Confirming the news, state home minister R. Lalzirliana told this correspondent today that he had earlier ruled out holding any peace dialogues with the HPC(D), which sprang up after the militant Hmar People’s Convention (HPC) reached a settlement with the state government in 1994, following which 375 of its cadres surrendered.
The Union home ministry’s instruction came recently, after the state government did not renew the six-month suspension of operations agreement with the HPC(D) clamped on November 11, 2010 on the plea that the rebels were insisting on the inclusion of an overseas Hmar tribal Christian missionary, Rochunga Pudaite, in their negotiating team.
Chief minister Lalthanhawla had resented the inclusion of Pudaite in the peace talks, saying that he was “foreigner” as he had already taken up US citizenship.
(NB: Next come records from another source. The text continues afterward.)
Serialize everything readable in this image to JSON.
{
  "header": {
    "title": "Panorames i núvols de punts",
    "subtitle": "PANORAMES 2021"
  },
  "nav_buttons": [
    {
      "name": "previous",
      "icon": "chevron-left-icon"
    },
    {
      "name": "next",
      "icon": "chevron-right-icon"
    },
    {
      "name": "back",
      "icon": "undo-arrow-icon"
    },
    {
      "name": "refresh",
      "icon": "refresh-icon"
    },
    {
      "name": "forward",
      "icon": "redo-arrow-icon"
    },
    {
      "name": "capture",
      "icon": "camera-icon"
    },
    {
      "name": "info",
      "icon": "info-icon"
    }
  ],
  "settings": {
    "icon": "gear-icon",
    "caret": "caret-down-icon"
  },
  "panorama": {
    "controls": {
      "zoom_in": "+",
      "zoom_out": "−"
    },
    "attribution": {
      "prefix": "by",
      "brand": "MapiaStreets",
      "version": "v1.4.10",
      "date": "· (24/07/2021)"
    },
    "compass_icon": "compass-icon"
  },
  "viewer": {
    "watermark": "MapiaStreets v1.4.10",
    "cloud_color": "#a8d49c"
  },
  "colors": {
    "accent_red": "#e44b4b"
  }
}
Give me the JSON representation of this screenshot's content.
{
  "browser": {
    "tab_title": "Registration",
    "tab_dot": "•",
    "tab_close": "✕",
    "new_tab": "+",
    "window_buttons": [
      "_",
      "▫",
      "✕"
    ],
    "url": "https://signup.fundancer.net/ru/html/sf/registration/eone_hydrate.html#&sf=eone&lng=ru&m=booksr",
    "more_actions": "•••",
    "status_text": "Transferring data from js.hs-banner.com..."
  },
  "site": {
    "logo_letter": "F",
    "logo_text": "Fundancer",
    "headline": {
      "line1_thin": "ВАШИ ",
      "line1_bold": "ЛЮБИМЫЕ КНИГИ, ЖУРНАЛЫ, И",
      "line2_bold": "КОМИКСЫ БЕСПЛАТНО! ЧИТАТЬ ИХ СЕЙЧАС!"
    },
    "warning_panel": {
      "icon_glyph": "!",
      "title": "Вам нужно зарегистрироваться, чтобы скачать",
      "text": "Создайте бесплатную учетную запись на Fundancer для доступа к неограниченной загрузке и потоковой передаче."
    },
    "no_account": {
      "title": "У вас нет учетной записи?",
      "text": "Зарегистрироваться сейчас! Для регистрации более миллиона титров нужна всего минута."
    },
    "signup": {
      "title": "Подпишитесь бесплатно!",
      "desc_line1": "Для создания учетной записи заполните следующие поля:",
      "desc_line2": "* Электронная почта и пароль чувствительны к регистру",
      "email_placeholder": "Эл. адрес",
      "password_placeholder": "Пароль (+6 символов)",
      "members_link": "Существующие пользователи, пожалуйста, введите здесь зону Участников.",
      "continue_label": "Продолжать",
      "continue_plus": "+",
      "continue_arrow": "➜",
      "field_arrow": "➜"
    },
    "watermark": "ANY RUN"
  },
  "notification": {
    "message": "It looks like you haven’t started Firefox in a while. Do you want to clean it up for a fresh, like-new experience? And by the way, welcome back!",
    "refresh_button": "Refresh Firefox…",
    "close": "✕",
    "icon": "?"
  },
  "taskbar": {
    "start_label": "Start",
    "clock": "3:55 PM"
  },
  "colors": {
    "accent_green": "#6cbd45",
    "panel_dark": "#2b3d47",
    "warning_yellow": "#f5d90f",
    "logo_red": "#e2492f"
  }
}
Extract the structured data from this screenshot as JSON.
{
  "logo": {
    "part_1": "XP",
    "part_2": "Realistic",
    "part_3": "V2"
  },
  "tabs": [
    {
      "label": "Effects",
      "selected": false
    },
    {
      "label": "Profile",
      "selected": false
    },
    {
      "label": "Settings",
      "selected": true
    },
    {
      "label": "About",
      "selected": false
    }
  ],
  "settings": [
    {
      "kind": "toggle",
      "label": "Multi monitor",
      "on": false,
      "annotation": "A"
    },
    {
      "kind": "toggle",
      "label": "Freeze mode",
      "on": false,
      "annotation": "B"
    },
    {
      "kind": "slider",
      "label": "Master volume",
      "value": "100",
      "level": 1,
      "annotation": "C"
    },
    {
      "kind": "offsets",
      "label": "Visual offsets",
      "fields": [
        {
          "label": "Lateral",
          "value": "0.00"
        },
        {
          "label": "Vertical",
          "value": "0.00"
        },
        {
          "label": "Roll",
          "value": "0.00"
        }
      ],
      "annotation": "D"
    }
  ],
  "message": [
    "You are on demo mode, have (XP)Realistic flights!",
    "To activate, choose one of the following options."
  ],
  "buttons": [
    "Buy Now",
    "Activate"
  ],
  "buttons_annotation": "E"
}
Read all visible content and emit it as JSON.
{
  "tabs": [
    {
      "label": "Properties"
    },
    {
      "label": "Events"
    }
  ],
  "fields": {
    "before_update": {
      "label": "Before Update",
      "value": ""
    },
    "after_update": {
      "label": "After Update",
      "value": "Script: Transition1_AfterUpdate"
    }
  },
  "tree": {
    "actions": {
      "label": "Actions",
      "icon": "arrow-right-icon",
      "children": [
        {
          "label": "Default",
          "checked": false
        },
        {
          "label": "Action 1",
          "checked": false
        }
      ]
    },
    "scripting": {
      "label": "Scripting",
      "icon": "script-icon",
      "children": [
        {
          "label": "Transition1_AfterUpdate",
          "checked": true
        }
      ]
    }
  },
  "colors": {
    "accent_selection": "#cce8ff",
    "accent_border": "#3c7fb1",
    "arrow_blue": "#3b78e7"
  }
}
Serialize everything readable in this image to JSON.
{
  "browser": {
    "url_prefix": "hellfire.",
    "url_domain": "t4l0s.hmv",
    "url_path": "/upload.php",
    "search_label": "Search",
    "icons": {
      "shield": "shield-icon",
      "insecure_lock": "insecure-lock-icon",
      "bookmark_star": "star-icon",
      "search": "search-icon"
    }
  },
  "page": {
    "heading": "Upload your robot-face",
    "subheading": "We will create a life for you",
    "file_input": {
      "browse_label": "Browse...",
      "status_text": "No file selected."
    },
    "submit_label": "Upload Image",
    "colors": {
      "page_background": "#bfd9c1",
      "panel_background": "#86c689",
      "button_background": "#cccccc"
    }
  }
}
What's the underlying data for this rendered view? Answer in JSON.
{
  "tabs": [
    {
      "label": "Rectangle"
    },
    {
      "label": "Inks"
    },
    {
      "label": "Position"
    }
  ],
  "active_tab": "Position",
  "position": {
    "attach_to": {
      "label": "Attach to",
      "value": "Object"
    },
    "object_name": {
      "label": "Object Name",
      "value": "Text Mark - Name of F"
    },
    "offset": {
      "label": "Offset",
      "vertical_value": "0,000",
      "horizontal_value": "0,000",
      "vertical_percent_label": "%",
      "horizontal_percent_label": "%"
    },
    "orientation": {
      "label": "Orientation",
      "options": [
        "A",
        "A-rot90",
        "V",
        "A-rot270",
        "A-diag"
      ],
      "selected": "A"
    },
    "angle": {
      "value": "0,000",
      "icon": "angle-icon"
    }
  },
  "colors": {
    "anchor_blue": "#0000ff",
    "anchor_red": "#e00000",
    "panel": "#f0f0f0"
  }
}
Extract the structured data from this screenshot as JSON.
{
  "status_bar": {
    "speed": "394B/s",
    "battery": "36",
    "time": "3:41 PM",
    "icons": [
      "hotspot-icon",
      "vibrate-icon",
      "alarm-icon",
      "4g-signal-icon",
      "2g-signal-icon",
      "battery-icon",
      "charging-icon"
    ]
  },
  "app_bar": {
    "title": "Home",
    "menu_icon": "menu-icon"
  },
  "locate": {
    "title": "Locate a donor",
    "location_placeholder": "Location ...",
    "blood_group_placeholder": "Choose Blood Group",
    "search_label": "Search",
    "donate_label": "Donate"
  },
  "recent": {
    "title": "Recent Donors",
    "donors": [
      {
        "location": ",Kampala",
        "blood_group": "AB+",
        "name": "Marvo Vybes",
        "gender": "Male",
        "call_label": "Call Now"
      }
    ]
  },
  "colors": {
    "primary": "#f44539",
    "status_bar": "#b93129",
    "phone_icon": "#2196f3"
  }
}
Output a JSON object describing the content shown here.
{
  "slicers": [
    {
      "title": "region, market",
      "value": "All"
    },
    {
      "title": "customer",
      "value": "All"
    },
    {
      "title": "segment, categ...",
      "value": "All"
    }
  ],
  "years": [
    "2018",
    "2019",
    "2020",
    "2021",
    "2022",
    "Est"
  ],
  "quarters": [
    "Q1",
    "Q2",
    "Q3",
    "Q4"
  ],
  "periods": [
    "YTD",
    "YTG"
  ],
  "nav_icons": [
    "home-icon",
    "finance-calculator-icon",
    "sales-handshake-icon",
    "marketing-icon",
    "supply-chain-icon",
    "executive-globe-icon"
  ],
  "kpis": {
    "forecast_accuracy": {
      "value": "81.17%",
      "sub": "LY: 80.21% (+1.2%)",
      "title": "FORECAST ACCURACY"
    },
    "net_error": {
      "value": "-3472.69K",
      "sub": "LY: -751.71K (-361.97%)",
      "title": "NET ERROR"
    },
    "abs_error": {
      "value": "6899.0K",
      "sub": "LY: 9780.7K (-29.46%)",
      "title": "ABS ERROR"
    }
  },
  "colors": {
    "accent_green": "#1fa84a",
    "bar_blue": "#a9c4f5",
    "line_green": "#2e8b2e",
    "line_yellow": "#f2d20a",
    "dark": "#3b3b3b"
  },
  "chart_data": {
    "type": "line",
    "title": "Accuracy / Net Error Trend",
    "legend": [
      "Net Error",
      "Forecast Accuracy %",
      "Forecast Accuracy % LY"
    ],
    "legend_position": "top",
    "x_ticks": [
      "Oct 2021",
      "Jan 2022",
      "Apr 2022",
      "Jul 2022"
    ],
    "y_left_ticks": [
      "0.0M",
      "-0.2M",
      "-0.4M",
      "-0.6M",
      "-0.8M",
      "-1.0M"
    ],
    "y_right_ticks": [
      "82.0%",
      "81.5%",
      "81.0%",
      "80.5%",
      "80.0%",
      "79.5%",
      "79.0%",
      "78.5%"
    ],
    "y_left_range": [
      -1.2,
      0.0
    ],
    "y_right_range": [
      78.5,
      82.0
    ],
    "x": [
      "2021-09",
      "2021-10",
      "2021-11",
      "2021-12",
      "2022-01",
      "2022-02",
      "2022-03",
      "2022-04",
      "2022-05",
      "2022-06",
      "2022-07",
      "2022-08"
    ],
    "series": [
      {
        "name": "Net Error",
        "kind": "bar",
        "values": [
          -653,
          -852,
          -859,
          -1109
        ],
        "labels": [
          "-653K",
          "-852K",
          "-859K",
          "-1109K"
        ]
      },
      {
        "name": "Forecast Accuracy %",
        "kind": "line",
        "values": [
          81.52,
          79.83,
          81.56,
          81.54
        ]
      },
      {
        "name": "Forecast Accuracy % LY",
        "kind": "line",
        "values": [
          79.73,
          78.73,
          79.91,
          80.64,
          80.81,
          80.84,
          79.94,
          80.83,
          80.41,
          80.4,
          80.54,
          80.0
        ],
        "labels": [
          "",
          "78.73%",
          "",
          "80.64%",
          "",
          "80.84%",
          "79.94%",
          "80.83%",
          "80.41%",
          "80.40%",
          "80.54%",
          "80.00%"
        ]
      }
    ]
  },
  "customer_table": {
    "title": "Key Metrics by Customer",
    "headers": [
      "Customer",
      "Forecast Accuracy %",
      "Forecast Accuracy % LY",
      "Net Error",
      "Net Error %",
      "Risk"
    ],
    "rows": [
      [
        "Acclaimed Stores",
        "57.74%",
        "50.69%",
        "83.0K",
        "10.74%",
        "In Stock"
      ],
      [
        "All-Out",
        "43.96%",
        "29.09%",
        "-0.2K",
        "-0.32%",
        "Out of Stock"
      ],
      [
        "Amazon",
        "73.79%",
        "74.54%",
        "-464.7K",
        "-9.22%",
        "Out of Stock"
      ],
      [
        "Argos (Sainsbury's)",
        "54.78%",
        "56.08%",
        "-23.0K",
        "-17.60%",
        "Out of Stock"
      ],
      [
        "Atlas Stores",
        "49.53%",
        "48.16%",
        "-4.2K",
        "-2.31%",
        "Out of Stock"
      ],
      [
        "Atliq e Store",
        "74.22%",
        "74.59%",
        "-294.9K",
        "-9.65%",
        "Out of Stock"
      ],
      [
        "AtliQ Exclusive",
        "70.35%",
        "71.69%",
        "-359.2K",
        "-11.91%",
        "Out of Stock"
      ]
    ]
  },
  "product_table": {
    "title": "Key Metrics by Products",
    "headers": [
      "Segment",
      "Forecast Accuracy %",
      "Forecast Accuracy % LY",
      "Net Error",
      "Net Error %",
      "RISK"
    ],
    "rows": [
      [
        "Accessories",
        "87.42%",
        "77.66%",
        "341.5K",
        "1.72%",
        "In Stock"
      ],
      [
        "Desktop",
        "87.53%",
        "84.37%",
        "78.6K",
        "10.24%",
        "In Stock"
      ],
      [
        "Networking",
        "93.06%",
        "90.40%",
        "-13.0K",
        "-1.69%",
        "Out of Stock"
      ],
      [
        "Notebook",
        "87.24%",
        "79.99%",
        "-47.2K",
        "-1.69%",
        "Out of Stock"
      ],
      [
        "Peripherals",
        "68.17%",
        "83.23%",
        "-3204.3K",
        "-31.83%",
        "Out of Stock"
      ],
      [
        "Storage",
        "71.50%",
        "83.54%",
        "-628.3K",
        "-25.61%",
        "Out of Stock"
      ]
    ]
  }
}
The state government has informed the Centre that it would adhere to its instructions and pursue peace talks with the Hmar rebels.
However, the chief minister has pointed out to the Union home ministry that the state would have to first ascertain with which HPC(D) faction it should have a dialogue.
The Centre had asked the outfit to surrender in the winter of 2010 before peace talks could be started with the Mizoram government.
The internecine feuds of HPC(D) has forced the state government to nurse doubts about a positive outcome even as it holds the fresh peace dialogues with the Hmar insurgents.
The HPC(D), according to the Central intelligence agencies in Aizawl and Haflong, are now a divided house with the present leadership split up in two camps.
While its founder president Lalhmingthanga Sanate is leading one faction, the other is led by John F. Hmar, an important member of the 12-member executive council of the undivided HPC.
The founder president of the outfit, Lalhmingthanga Sanate, was “impeached” by the executive council of HPC(D) on September 29 last year for signing a “deed of agreement” with the Kuki National Organisation, an outfit active in Manipur, Mizoram and Assam’s Dima Hasao and Karbi Anglong districts, without its permission.
John F. Hmar, who was holding the powerful post of publicity secretary of the HPC(D), is now the chief of the rival faction of the outfit.